Göttliche Hilfe Am Anfang der Haggada, gleich nach dem Ma Nischtana, lesen wir die Passage Avadim Hajinu. Sie erzählt davon, dass wir Sklaven in Ägypten waren und mit göttlicher Hilfe befreit wurden. Doch die Haggada verheimlicht uns, wie es unseren Vorfahren während des Auszugs erging und wie sie sich benahmen.
Der heutige Wochenabschnitt hingegen zeigt uns die Auswanderer, ohne etwas zu beschönigen. Er präsentiert einen Haufen von Sklaven, die gerade in die Freiheit entkommen sind, jedoch mit der neuen Situation nicht umgehen können.

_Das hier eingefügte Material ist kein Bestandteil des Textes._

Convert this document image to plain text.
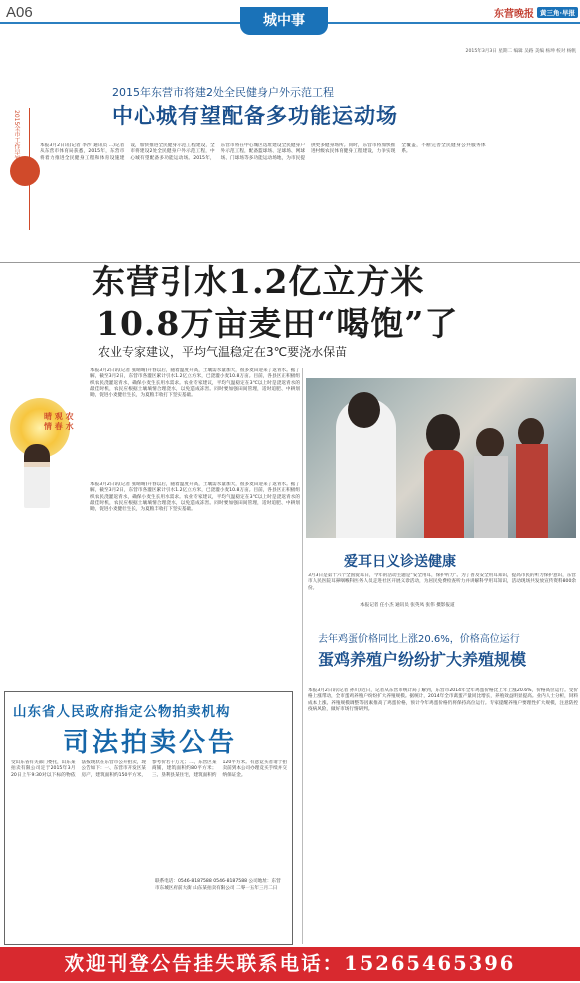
A06	城中事	东营晚报 黄三角·早报
2015年3月3日 星期二 编辑 吴路 美编 杨坤 校对 杨帆
2015年东营市将建2处全民健身户外示范工程
中心城有望配备多功能运动场
2015全市工作早知道	本报3月2日讯(记者 李沙 通讯员 ...)记者从东营市体育局获悉，2015年，东营市将着力推进全民健身工程和体育设施建设，加快推进全民健身示范工程建设，全市将建设2处全民健身户外示范工程，中心城有望配备多功能运动场。2015年，东营市将在中心城区选址建设全民健身户外示范工程，配备篮球场、足球场、网球场、门球场等多功能运动场地，为市民提供更多健身场所。同时，东营市将加快推进村级农民体育健身工程建设，力争实现全覆盖，不断完善全民健身公共服务体系。
东营引水1.2亿立方米
10.8万亩麦田“喝饱”了
农业专家建议，平均气温稳定在3℃要浇水保苗
晴 观 农 情 春 水
本报3月2日讯(记者 张晴晴)开春以后，随着温度升高，土壤需水量加大，很多麦田迎来了返青水。据了解，截至3月2日，东营市各灌区累计引水1.2亿立方米，已浇灌小麦10.8万亩。目前，各县区正积极组织农民浇灌返青水，确保小麦生长用水需求。农业专家建议，平均气温稳定在3℃以上时是浇返青水的最佳时机，农民应根据土壤墒情合理浇水，以免造成冻害。同时要加强田间管理，适时追肥、中耕划锄，促进小麦健壮生长，为夏粮丰收打下坚实基础。
本报3月2日讯(记者 张晴晴)开春以后，随着温度升高，土壤需水量加大，很多麦田迎来了返青水。据了解，截至3月2日，东营市各灌区累计引水1.2亿立方米，已浇灌小麦10.8万亩。目前，各县区正积极组织农民浇灌返青水，确保小麦生长用水需求。农业专家建议，平均气温稳定在3℃以上时是浇返青水的最佳时机，农民应根据土壤墒情合理浇水，以免造成冻害。同时要加强田间管理，适时追肥、中耕划锄，促进小麦健壮生长，为夏粮丰收打下坚实基础。
爱耳日义诊送健康
3月3日是第十六个全国爱耳日，今年的活动主题是“安全用耳，保护听力”。为了普及安全用耳知识，提高市民的听力保护意识，东营市人民医院耳鼻咽喉科医务人员走进社区开展义诊活动，为居民免费检查听力并讲解科学用耳知识，活动现场共发放宣传资料800余份。
本报记者 任小杰 通讯员 张英凤 张伟 摄影报道
去年鸡蛋价格同比上涨20.6%，价格高位运行
蛋鸡养殖户纷纷扩大养殖规模
本报3月2日讯(记者 孙川)近日，记者从东营市统计局了解到，东营市2014年全年鸡蛋价格比上年上涨20.6%，价格高位运行。受价格上涨带动，全市蛋鸡养殖户纷纷扩大养殖规模。据统计，2014年全市禽蛋产量同比增长，养殖效益明显提高。业内人士分析，饲料成本上涨、养殖规模调整等因素推高了鸡蛋价格，预计今年鸡蛋价格仍将保持高位运行。专家提醒养殖户要理性扩大规模，注意防控疫病风险，做好市场行情研判。
山东省人民政府指定公物拍卖机构
司法拍卖公告
受山东省有关部门委托，山东某拍卖有限公司定于2015年3月20日上午9:30对以下标的物依法按现状在东营市公开拍卖，现公告如下：一、东营市开发区某房产，建筑面积约150平方米，参考价若干万元；二、东营区某商铺，建筑面积约80平方米；三、垦利县某住宅，建筑面积约120平方米。有意竞买者请于拍卖前到本公司办理竞买手续并交纳保证金。
联系电话：0546-8187588 0546-8187588 公司地址：东营市东城区府前大街 山东某拍卖有限公司 二零一五年三月二日
欢迎刊登公告挂失联系电话：15265465396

Schonungslos schildert der Text die Ängste und Defizite der Kinder Israels, ihr mangelndes Vertrauen und ihren Wunsch nach Sicherheit, in der sie in Ägypten gelebt zu haben glauben.

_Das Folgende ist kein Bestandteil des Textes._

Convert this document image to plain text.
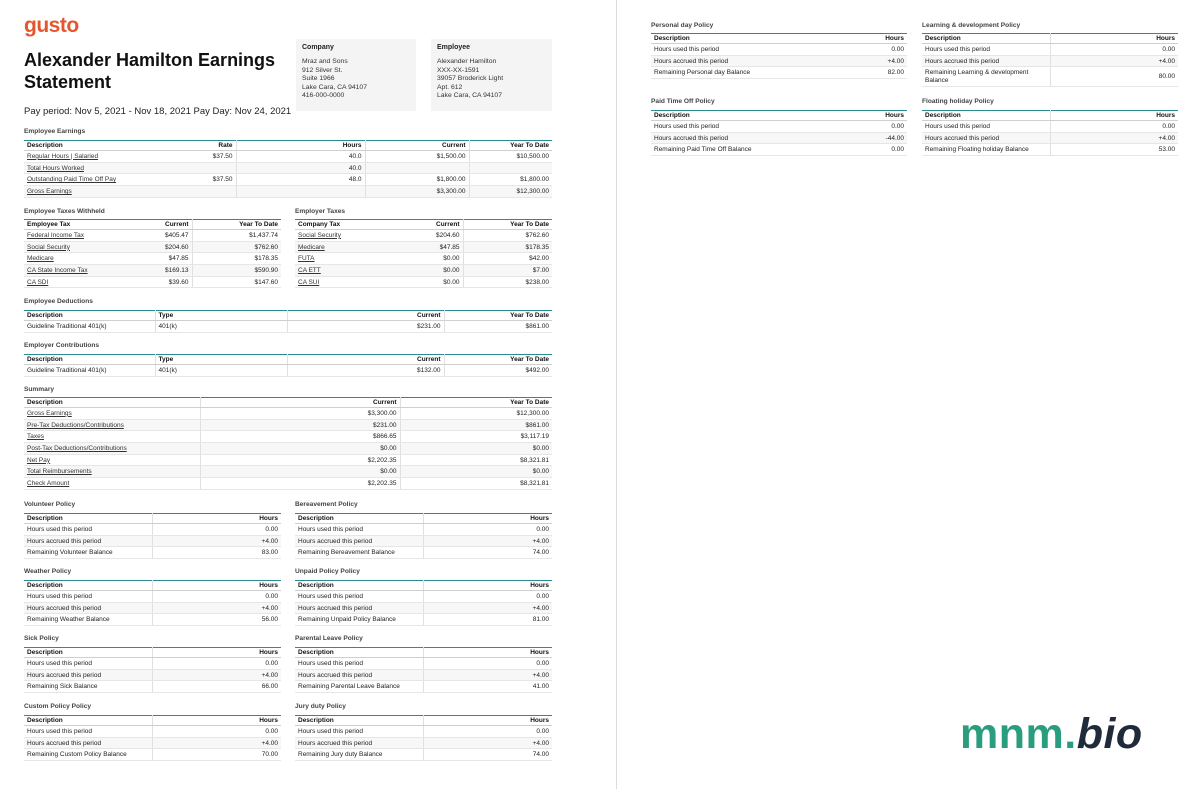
gusto
Alexander Hamilton Earnings Statement
Pay period: Nov 5, 2021 - Nov 18, 2021 Pay Day: Nov 24, 2021
Company
Mraz and Sons
912 Silver St.
Suite 1966
Lake Cara, CA 94107
416-000-0000
Employee
Alexander Hamilton
XXX-XX-1591
39057 Broderick Light
Apt. 612
Lake Cara, CA 94107
Employee Earnings
Description	Rate	Hours	Current	Year To Date
Regular Hours | Salaried	$37.50	40.0	$1,500.00	$10,500.00
Total Hours Worked		40.0		
Outstanding Paid Time Off Pay	$37.50	48.0	$1,800.00	$1,800.00
Gross Earnings			$3,300.00	$12,300.00
Employee Taxes Withheld
Employee Tax	Current	Year To Date
Federal Income Tax	$405.47	$1,437.74
Social Security	$204.60	$762.60
Medicare	$47.85	$178.35
CA State Income Tax	$169.13	$590.90
CA SDI	$39.60	$147.60
Employer Taxes
Company Tax	Current	Year To Date
Social Security	$204.60	$762.60
Medicare	$47.85	$178.35
FUTA	$0.00	$42.00
CA ETT	$0.00	$7.00
CA SUI	$0.00	$238.00
Employee Deductions
Description	Type	Current	Year To Date
Guideline Traditional 401(k)	401(k)	$231.00	$861.00
Employer Contributions
Description	Type	Current	Year To Date
Guideline Traditional 401(k)	401(k)	$132.00	$492.00
Summary
Description	Current	Year To Date
Gross Earnings	$3,300.00	$12,300.00
Pre-Tax Deductions/Contributions	$231.00	$861.00
Taxes	$866.65	$3,117.19
Post-Tax Deductions/Contributions	$0.00	$0.00
Net Pay	$2,202.35	$8,321.81
Total Reimbursements	$0.00	$0.00
Check Amount	$2,202.35	$8,321.81
Volunteer Policy
Description	Hours
Hours used this period	0.00
Hours accrued this period	+4.00
Remaining Volunteer Balance	83.00
Bereavement Policy
Description	Hours
Hours used this period	0.00
Hours accrued this period	+4.00
Remaining Bereavement Balance	74.00
Weather Policy
Description	Hours
Hours used this period	0.00
Hours accrued this period	+4.00
Remaining Weather Balance	56.00
Unpaid Policy Policy
Description	Hours
Hours used this period	0.00
Hours accrued this period	+4.00
Remaining Unpaid Policy Balance	81.00
Sick Policy
Description	Hours
Hours used this period	0.00
Hours accrued this period	+4.00
Remaining Sick Balance	66.00
Parental Leave Policy
Description	Hours
Hours used this period	0.00
Hours accrued this period	+4.00
Remaining Parental Leave Balance	41.00
Custom Policy Policy
Description	Hours
Hours used this period	0.00
Hours accrued this period	+4.00
Remaining Custom Policy Balance	70.00
Jury duty Policy
Description	Hours
Hours used this period	0.00
Hours accrued this period	+4.00
Remaining Jury duty Balance	74.00
Personal day Policy
Description	Hours
Hours used this period	0.00
Hours accrued this period	+4.00
Remaining Personal day Balance	82.00
Learning & development Policy
Description	Hours
Hours used this period	0.00
Hours accrued this period	+4.00
Remaining Learning & development Balance	80.00
Paid Time Off Policy
Description	Hours
Hours used this period	0.00
Hours accrued this period	-44.00
Remaining Paid Time Off Balance	0.00
Floating holiday Policy
Description	Hours
Hours used this period	0.00
Hours accrued this period	+4.00
Remaining Floating holiday Balance	53.00
mnm.bio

Sie sagen zu Mosche, dass sie zurück wollen, um Ägypten – und damit ihren früheren Herren – zu dienen, anstatt in der Wüste zu sterben. Auch die angeblich so vollen Fleischtöpfe und das viele Brot in der Sklaverei ist dem Volk lieber als die neue Freiheit und der damit verbundene zeitweilige Hunger. Die Sklaverei, die noch kurz zuvor der Alltag dieser Menschen war, scheint völlig vergessen.

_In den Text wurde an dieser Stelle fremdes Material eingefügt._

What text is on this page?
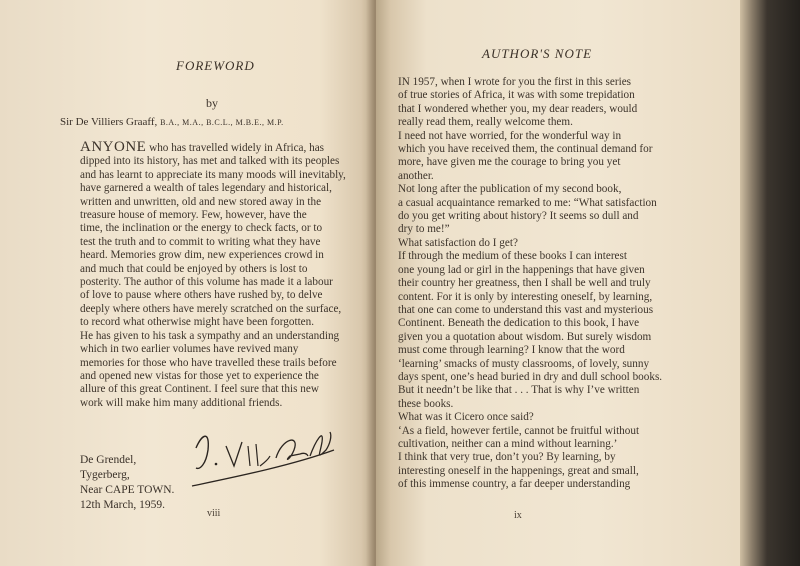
FOREWORD
by
Sir De Villiers Graaff, B.A., M.A., B.C.L., M.B.E., M.P.
ANYONE who has travelled widely in Africa, has
dipped into its history, has met and talked with its peoples
and has learnt to appreciate its many moods will inevitably,
have garnered a wealth of tales legendary and historical,
written and unwritten, old and new stored away in the
treasure house of memory. Few, however, have the
time, the inclination or the energy to check facts, or to
test the truth and to commit to writing what they have
heard. Memories grow dim, new experiences crowd in
and much that could be enjoyed by others is lost to
posterity. The author of this volume has made it a labour
of love to pause where others have rushed by, to delve
deeply where others have merely scratched on the surface,
to record what otherwise might have been forgotten.
He has given to his task a sympathy and an understanding
which in two earlier volumes have revived many
memories for those who have travelled these trails before
and opened new vistas for those yet to experience the
allure of this great Continent. I feel sure that this new
work will make him many additional friends.
De Grendel,
Tygerberg,
Near CAPE TOWN.
12th March, 1959.
viii
AUTHOR'S NOTE
IN 1957, when I wrote for you the first in this series
of true stories of Africa, it was with some trepidation
that I wondered whether you, my dear readers, would
really read them, really welcome them.
I need not have worried, for the wonderful way in
which you have received them, the continual demand for
more, have given me the courage to bring you yet
another.
Not long after the publication of my second book,
a casual acquaintance remarked to me: “What satisfaction
do you get writing about history? It seems so dull and
dry to me!”
What satisfaction do I get?
If through the medium of these books I can interest
one young lad or girl in the happenings that have given
their country her greatness, then I shall be well and truly
content. For it is only by interesting oneself, by learning,
that one can come to understand this vast and mysterious
Continent. Beneath the dedication to this book, I have
given you a quotation about wisdom. But surely wisdom
must come through learning? I know that the word
‘learning’ smacks of musty classrooms, of lovely, sunny
days spent, one’s head buried in dry and dull school books.
But it needn’t be like that . . . That is why I’ve written
these books.
What was it Cicero once said?
‘As a field, however fertile, cannot be fruitful without
cultivation, neither can a mind without learning.’
I think that very true, don’t you? By learning, by
interesting oneself in the happenings, great and small,
of this immense country, a far deeper understanding
ix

Doch gab es für die früheren Sklaven tatsächlich volle Fleischtöpfe in Ägypten? Die meisten Kommentatoren der Tora sind der Meinung, dass es nur Wunschdenken der Entflohenen war, eine Illusion. Der Midrasch Schemot Raba schreibt, dass die Kinder Israels das Fleisch nur sahen, es aber nie aßen, weil es den Ägyptern vorbehalten war. Wenn das zutrifft, stellt sich die Frage, warum die Flüchtlinge so eine Nostalgie entwickeln, obwohl sie sich der Logik nach doch freuen müssen, der Sklaverei endlich entkommen zu sein.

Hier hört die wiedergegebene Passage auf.